Congo rebel demands govt talks
The rebel Congo general laying siege to Goma demanded direct talks with the government today over ending fighting in the region.
Laurent Nkunda said he also wants the urgent disarmament of a Rwandan Hutu militia that he accuses of preying on his minority Tutsi people.
Nkunda claims the Congolese government has not protected his minority Tutsi tribe from Rwandan Hutu militia who fled to Congo after helping carry out the 1994 Rwanda genocide in which half a million Tutsis were slaughtered.
He also says the militia is being allowed to work with government forces.
“It’s not acceptable for government soldiers to be fighting alongside genociders,” Nkunda said. “We want peace for people in the region.”
Nkunda has threatened to take Goma, which is a border post with Rwanda, despite calls from the UN Security Council for him to respect a cease-fire brokered by the UN in January.
His rebellion has threatened to reignite the back-to-back wars that rocked Congo from 1996 to 2002, drawing in neighbouring African nations.

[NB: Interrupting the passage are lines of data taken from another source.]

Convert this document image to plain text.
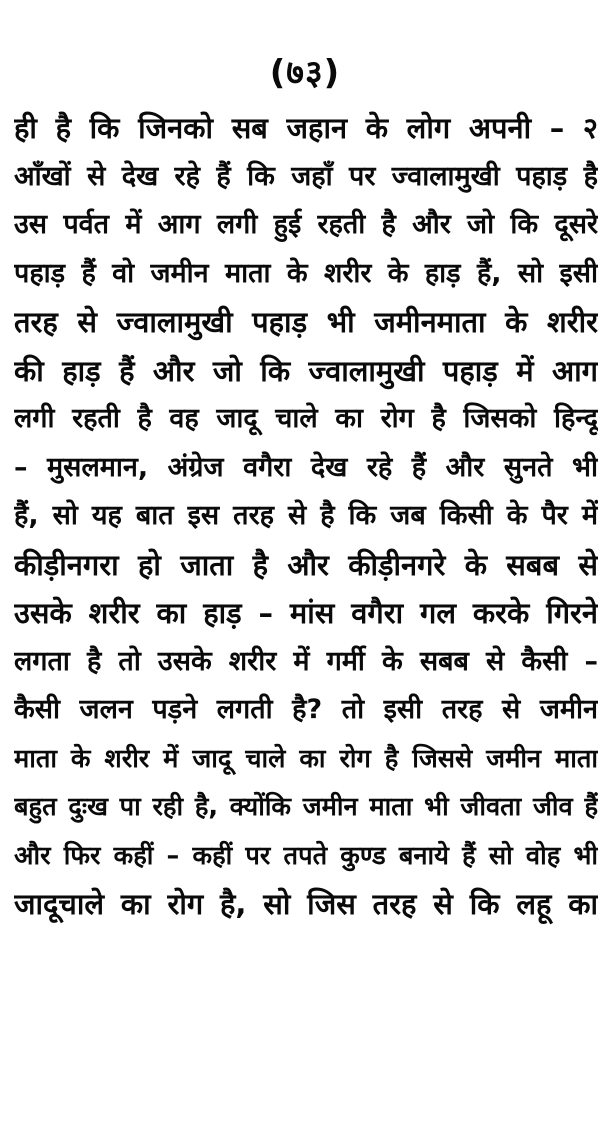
(७३)
ही है कि जिनको सब जहान के लोग अपनी – २
आँखों से देख रहे हैं कि जहाँ पर ज्वालामुखी पहाड़ है
उस पर्वत में आग लगी हुई रहती है और जो कि दूसरे
पहाड़ हैं वो जमीन माता के शरीर के हाड़ हैं, सो इसी
तरह से ज्वालामुखी पहाड़ भी जमीनमाता के शरीर
की हाड़ हैं और जो कि ज्वालामुखी पहाड़ में आग
लगी रहती है वह जादू चाले का रोग है जिसको हिन्दू
– मुसलमान, अंग्रेज वगैरा देख रहे हैं और सुनते भी
हैं, सो यह बात इस तरह से है कि जब किसी के पैर में
कीड़ीनगरा हो जाता है और कीड़ीनगरे के सबब से
उसके शरीर का हाड़ – मांस वगैरा गल करके गिरने
लगता है तो उसके शरीर में गर्मी के सबब से कैसी –
कैसी जलन पड़ने लगती है? तो इसी तरह से जमीन
माता के शरीर में जादू चाले का रोग है जिससे जमीन माता
बहुत दुःख पा रही है, क्योंकि जमीन माता भी जीवता जीव हैं
और फिर कहीं – कहीं पर तपते कुण्ड बनाये हैं सो वोह भी
जादूचाले का रोग है, सो जिस तरह से कि लहू का
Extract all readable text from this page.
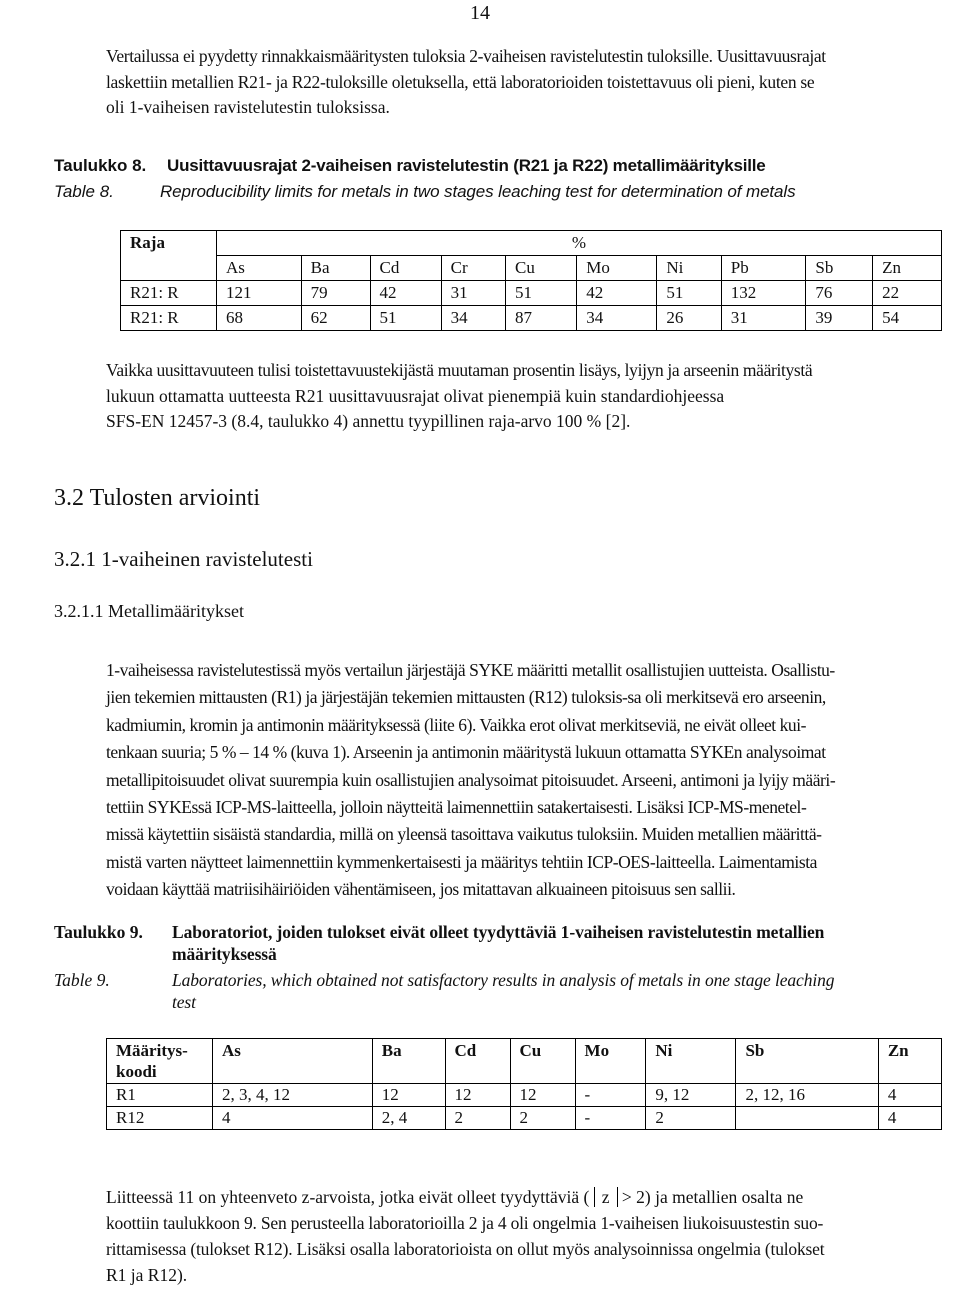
14
Vertailussa ei pyydetty rinnakkaismääritysten tuloksia 2-vaiheisen ravistelutestin tuloksille. Uusittavuusrajat
laskettiin metallien R21- ja R22-tuloksille oletuksella, että laboratorioiden toistettavuus oli pieni, kuten se
oli 1-vaiheisen ravistelutestin tuloksissa.
Taulukko 8. Uusittavuusrajat 2-vaiheisen ravistelutestin (R21 ja R22) metallimäärityksille
Table 8.	Reproducibility limits for metals in two stages leaching test for determination of metals
Raja	%									
	As	Ba	Cd	Cr	Cu	Mo	Ni	Pb	Sb	Zn
R21: R	121	79	42	31	51	42	51	132	76	22
R21: R	68	62	51	34	87	34	26	31	39	54
Vaikka uusittavuuteen tulisi toistettavuustekijästä muutaman prosentin lisäys, lyijyn ja arseenin määritystä
lukuun ottamatta uutteesta R21 uusittavuusrajat olivat pienempiä kuin standardiohjeessa
SFS-EN 12457-3 (8.4, taulukko 4) annettu tyypillinen raja-arvo 100 % [2].
3.2 Tulosten arviointi
3.2.1 1-vaiheinen ravistelutesti
3.2.1.1 Metallimääritykset
1-vaiheisessa ravistelutestissä myös vertailun järjestäjä SYKE määritti metallit osallistujien uutteista. Osallistu-
jien tekemien mittausten (R1) ja järjestäjän tekemien mittausten (R12) tuloksis-sa oli merkitsevä ero arseenin,
kadmiumin, kromin ja antimonin määrityksessä (liite 6). Vaikka erot olivat merkitseviä, ne eivät olleet kui-
tenkaan suuria; 5 % – 14 % (kuva 1). Arseenin ja antimonin määritystä lukuun ottamatta SYKEn analysoimat
metallipitoisuudet olivat suurempia kuin osallistujien analysoimat pitoisuudet. Arseeni, antimoni ja lyijy määri-
tettiin SYKEssä ICP-MS-laitteella, jolloin näytteitä laimennettiin satakertaisesti. Lisäksi ICP-MS-menetel-
missä käytettiin sisäistä standardia, millä on yleensä tasoittava vaikutus tuloksiin. Muiden metallien määrittä-
mistä varten näytteet laimennettiin kymmenkertaisesti ja määritys tehtiin ICP-OES-laitteella. Laimentamista
voidaan käyttää matriisihäiriöiden vähentämiseen, jos mitattavan alkuaineen pitoisuus sen sallii.
Taulukko 9. Laboratoriot, joiden tulokset eivät olleet tyydyttäviä 1-vaiheisen ravistelutestin metallien
määrityksessä
Table 9.	Laboratories, which obtained not satisfactory results in analysis of metals in one stage leaching
test
Määritys-
koodi	As	Ba	Cd	Cu	Mo	Ni	Sb	Zn
R1	2, 3, 4, 12	12	12	12	-	9, 12	2, 12, 16	4
R12	4	2, 4	2	2	-	2		4
Liitteessä 11 on yhteenveto z-arvoista, jotka eivät olleet tyydyttäviä ( z > 2) ja metallien osalta ne
koottiin taulukkoon 9. Sen perusteella laboratorioilla 2 ja 4 oli ongelmia 1-vaiheisen liukoisuustestin suo-
rittamisessa (tulokset R12). Lisäksi osalla laboratorioista on ollut myös analysoinnissa ongelmia (tulokset
R1 ja R12).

The UN’s 17,000-strong peacekeeping mission, attempting to protect the population and stop the rebellion, says it is badly overstretched and urgently needs reinforcement.
So far Nkunda has heeded UN demands that he stay out of Goma.
Nkunda fought alongside Rwandan Tutsi rebels who halted the genocide and took over Rwanda, then joined the Congolese rebellion that toppled dictator Mobutu Sese Seko in 1997. But he defected from Congo’s army in 2005, when the government issued an international arrest warrant, implicating him in numerous war crimes.
Since he went on the offensive on August 28, claiming the government had broken the cease-fire, the fighting has forced more than 200,000 people from their homes.
He says he wants direct talks with the government to negotiate numerous issues but complained in particular about a 5 billion dollar agreement in which China gets access to Congo’s vast mineral riches in return for building a road and railway that would open up the remote mining interior to southern neighbours and a port on the Atlantic.
A 2001 UN investigation on the illegal exploitation of natural resources in Congo found that the conflict in the country had become mainly about “access, control and trade” of five key mineral resources: coltan, diamonds, copper, cobalt and gold.
Exploitation of Congo’s natural resources by foreign armies was “systematic and systemic,” and the Ugandan and Rwandan leaders in particular had turned their soldiers into armies of business, it said.
The conflict “has created a ’win-win’ situation for all belligerents,” the report concluded. “The only loser in this huge business venture is the Congolese people.”
In contrast to the widespread looting in Goma by fleeing troops from the Congolese army, aid workers say Nkunda’s forces have been more disciplined, taking only medicine that they need from clinics, for example.